If AI Is the New Search Engine, Your Content Needs to Evolve

For years, ranking in search was about optimizing for Google. Now, we’re optimizing for ChatGPT. And Perplexity. And Claude. And whatever AI agent your audience happens to trust next.
Whether you’re building a startup, growing a content business, or launching a product, you can’t just optimize for search engines anymore—you have to optimize for machines.
At Composite Global, we work with brands that want to future-proof their content. Here’s how AI is reshaping content strategy, and what you can do to stay visible when clicks turn into summaries.
LLMs Don’t Search—They Summarize
AI agents don’t present users with a list of links, they generate a response. That means your content might be read, parsed, or even quoted—without a user ever landing on your page.
Your goal is to make your content easier for AI to use accurately.
Some quick tips:
- Write clear answers to specific questions
- Use semantic HTML (like <h2>, <section>, <article>) to structure info
- Keep your tone factual, trustworthy, and link-worthy
- Add internal links that create a logical content graph
- Pro tip: optimize your robots.txt and llms.txt files to help search engines and AI models crawl, understand, and index your content more effectively
Explore how AI is changing SEO in our recent post.
You’re Writing for Two Audiences Now
You’re still writing for humans, but AI is your first reader.
That means:
- Clear summaries at the top of the page
- Structured layouts (bullets, lists, subheads)

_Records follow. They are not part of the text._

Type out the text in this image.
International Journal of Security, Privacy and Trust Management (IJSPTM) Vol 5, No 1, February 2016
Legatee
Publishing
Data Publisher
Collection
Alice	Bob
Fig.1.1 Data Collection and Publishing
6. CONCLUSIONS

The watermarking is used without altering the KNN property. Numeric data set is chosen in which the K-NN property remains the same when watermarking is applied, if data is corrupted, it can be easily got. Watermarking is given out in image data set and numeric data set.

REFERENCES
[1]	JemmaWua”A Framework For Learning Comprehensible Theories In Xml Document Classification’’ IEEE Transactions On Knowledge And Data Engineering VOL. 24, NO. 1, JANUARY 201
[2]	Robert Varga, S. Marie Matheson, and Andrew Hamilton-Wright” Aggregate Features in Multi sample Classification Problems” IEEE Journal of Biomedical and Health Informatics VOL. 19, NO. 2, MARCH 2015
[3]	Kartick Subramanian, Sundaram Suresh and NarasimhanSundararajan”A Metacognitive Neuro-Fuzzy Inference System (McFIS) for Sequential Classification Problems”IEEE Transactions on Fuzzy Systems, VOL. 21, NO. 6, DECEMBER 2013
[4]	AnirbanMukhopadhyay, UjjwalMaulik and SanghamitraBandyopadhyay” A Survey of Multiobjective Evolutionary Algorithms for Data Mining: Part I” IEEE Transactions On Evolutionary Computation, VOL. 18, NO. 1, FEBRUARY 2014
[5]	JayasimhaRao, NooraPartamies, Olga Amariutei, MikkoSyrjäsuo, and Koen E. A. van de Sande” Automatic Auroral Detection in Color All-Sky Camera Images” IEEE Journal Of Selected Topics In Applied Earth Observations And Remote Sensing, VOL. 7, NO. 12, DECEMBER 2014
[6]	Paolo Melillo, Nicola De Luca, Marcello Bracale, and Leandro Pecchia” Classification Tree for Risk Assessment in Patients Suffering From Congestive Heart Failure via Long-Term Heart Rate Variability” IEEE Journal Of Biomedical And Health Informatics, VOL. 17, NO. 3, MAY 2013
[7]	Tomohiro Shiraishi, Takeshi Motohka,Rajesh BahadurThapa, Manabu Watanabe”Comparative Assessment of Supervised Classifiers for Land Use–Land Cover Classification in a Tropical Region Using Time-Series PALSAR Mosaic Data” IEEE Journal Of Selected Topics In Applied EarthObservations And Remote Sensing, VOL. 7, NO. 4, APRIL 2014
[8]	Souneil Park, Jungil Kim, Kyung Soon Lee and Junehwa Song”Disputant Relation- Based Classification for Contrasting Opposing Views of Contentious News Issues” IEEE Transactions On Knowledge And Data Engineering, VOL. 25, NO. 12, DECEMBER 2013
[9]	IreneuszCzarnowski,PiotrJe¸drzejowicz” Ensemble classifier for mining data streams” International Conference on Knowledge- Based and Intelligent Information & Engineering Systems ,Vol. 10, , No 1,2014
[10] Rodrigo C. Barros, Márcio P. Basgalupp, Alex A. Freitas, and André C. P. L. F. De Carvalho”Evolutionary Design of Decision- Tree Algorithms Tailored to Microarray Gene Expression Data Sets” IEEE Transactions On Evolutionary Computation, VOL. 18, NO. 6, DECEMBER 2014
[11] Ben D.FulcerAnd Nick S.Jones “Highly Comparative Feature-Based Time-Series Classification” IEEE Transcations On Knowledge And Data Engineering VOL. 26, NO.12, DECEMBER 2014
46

- Metadata that reflects the actual value of the page
- Credibility markers like author bios, dates, and citations
Your content doesn’t need to trick the system. It needs to guide it.
Read more on designing content for AI-first experiences.
UX Still Matters, But Now There’s AX, Too
Great design has always been about user experience (UX)—making content easy to navigate, read, and act on. But with the rise of AI tools, there’s a new layer to consider: AX, or Agent Experience.
AX is the practice of designing content and site structure for machine readability, so AI models can crawl, understand, and summarize your site accurately.
In other words: your content needs to work for humans and for algorithms.
Here’s a quick AX+UX checklist:
- Is your page speed fast and mobile-friendly?
- Are headings structured in logical hierarchy?
- Is alt text meaningful and consistent?
- Are key pages internally linked to establish context?
- Are distractions like popups or bloated scripts slowing things down?
Improving UX helps real users convert. Improving AX helps AI agents choose and cite your content.
You need both to stay competitive in an AI-powered search landscape.
Accessibility Isn’t Optional—It’s Strategic
Accessibility isn’t just about compliance. It’s about making sure your content works for everyone—including users with disabilities, non-native speakers, and AI systems that rely on semantic structure.
The good news? Many accessibility best practices also improve machine readability and SEO.
Here’s what to prioritize:
- Use semantic HTML (headings, lists, buttons) so screen readers and AI can follow your content structure
- Write alt text that describes meaning, not just appearance
- Ensure color contrast is strong enough for readability
- Don’t rely on color alone to convey meaning (e.g. error states)
- Make interactive elements keyboard-navigable
Improving accessibility helps real users trust and engage with your content, and it sends clearer signals to AI about what your site offers and who it serves.
Learn more in our guide on how AX and accessibility overlap.
Making your content keyboard-navigable is important. Consider this form, where users can use tab-to-next to fill it out in the correct sequence.
Schema Markup Is Now Non-Negotiable
Structured data (like FAQ, How-To, Article, and Organization schema) helps AI understand:
- Who you are
- What the page is about
- What type of information it contains
- Whether it’s trustworthy and current
Think of schema as a resume for your content. If you don’t submit one, you probably won’t get picked. For a deeper look, read our post Schema Markup 101.
Final Thoughts
Content isn’t dead, but traditional SEO is changing fast.
To stay discoverable in the era of AI summarization, you need to treat your content like infrastructure. Structure it. Clarify it. Make it useful, trustworthy, and easy to parse—by humans and machines.